Kreis Pinneberg. Immer mehr Zeitzeugen, die das NS-Regime und den Zweiten Weltkrieg erlebt haben, versterben. Wie Geschichte lebendig bleiben soll.
Der Kreis Pinneberg will eine lebendige Erinnerungskultur fest etablieren. Damit ist er nach Nordfriesland der zweite Kreis in Schleswig-Holstein, der so etwas initiiert hat. Denn Zeitzeugen, die die Nazi-Herrschaft am eigenen Leib erlebt und erfahren haben, sind kaum noch da. Um die Erinnerungen und Mahnungen dennoch nicht in Vergessenheit geraten zu lassen, sie stattdessen lebendig zu halten, trafen sich jetzt die Vertreter von allen Organisationen, die sich insbesondere mit der Aufarbeitung des Nazi-Terrors, Fremdenhasses und des Rechtsradikalismus auseinandersetzen, im Kreishaus.

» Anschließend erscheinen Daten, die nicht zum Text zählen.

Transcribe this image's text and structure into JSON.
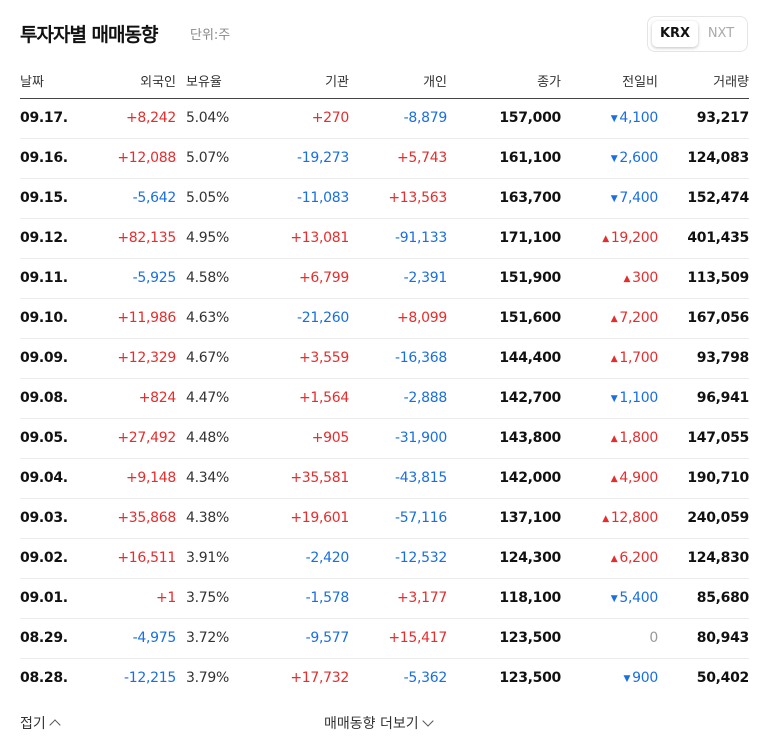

Kreis Pinneberg will lebendige Erinnerungskultur schaffen
„Wir brauchen eine professionelle Erinnerungskultur im Kreis, um aus unserer Geschichte zu lernen und die Fehler aus der deutschen Vergangenheit zu vermeiden“, erklärt etwa Kreispräsident Helmuth Ahrens. Unter der Leitung von Professor Manfred Grieger vom Institut für Wirtschaft und Sozialgeschichte an der Universität Göttingen haben die drei Dutzend Akteure der mit der NS-Geschichte befassten Institutionen in einem fünfstündigen Workshop erste Ergebnisse erarbeitet. Zuvor hatten sich bereits 44 Akteure von ihnen an einem Fragebogen beteiligt.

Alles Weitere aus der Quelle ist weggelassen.